Apesar de ter sido dramatizado em livros como Elementos Secretos e Os Eleitoscom uma nova adaptação deste último no Disney+ – o verdadeiro significado do Programa Mercury durante os dias mais inebriantes da corrida espacial tem sido frequentemente deixado de lado. E não é difícil perceber porquê: O projeto dos EUA, vencido por dias pela URSS, não lançou a primeira expedição humana ao espaço. E dado que mais tarde foi eclipsado pela aterragem da Apollo na lua, também não foi o projeto mais grandioso.

Galeria: As Missões

Mas o trabalho de base que sustentou o Programa Mercury foi vital para estabelecer os critérios de sucesso; e as suas seis missões tripuladas foram um campo de testes composto por muitos perigos. “O Programa Mercury, o culminar de décadas de investigação e aplicação de aerodinâmica, propulsão de foguetões, mecânicas celestes, medicina aeroespacial e eletrónica, levou o homem para além da atmosfera terrestre até à órbita espacial”, escreveu James M. Grimwood em Project Mercury: A Chronology. “Isto confirmou o potencial para a mobilidade do homem no seu universo.”

Começando do zero, o design de naves espaciais foi aperfeiçoado, os astronautas treinados, os cálculos foram especulados e depois comprovados, e as tolerâncias expandiram-se. E tudo em nome do domínio tecnológico, da descoberta científica e da exploração aventureira e competitiva.

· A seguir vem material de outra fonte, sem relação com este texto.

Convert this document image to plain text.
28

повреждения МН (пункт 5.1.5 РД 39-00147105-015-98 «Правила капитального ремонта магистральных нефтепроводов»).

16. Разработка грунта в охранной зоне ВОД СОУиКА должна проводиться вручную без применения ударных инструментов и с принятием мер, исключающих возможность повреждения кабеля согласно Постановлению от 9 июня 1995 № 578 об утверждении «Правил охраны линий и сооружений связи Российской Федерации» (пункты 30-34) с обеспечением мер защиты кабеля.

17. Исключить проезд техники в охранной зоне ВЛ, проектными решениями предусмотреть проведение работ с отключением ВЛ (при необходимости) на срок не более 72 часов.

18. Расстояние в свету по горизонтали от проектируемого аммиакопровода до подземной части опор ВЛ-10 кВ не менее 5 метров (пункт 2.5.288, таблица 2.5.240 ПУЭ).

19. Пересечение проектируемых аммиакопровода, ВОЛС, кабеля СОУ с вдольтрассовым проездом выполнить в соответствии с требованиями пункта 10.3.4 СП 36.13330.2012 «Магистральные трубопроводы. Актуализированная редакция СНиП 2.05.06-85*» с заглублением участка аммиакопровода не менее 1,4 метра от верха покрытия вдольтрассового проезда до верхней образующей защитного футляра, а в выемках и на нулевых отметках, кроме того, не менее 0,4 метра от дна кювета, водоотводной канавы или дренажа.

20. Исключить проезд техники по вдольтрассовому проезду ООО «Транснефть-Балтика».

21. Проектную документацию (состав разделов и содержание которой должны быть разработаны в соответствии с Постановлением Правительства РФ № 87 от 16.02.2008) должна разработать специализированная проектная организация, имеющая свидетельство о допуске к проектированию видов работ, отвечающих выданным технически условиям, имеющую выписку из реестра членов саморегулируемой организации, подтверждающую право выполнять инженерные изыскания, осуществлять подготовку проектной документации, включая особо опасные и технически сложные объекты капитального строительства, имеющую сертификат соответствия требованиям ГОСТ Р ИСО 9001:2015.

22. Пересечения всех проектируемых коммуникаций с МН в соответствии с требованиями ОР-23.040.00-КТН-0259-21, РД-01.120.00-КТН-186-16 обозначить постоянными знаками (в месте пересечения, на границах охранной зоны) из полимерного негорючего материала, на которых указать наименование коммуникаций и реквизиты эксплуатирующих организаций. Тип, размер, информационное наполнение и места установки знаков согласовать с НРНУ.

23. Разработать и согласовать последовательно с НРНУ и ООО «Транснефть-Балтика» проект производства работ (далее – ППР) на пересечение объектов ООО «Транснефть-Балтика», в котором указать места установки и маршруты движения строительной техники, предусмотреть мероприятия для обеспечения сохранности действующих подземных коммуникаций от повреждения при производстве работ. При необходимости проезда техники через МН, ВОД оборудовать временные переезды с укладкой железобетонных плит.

Kennedy concluiu o seu discurso com as palavras: “Não temos a intenção de ficar para trás e, nesta década, vamo-nos recompor e seguir em frente”. A história veio a comprovar que isso era verdade. E embora essa seja outra história, foi este programa pioneiro que tornou tudo possível. O Programa Apollo só conseguiu efetivamente chegar à lua apoiando-se nos ombros do Programa Mercury.

A série “Os Eleitos” está disponível no Disney+.


Este artigo foi publicado originalmente em inglês no site nationalgeographic.co.uk.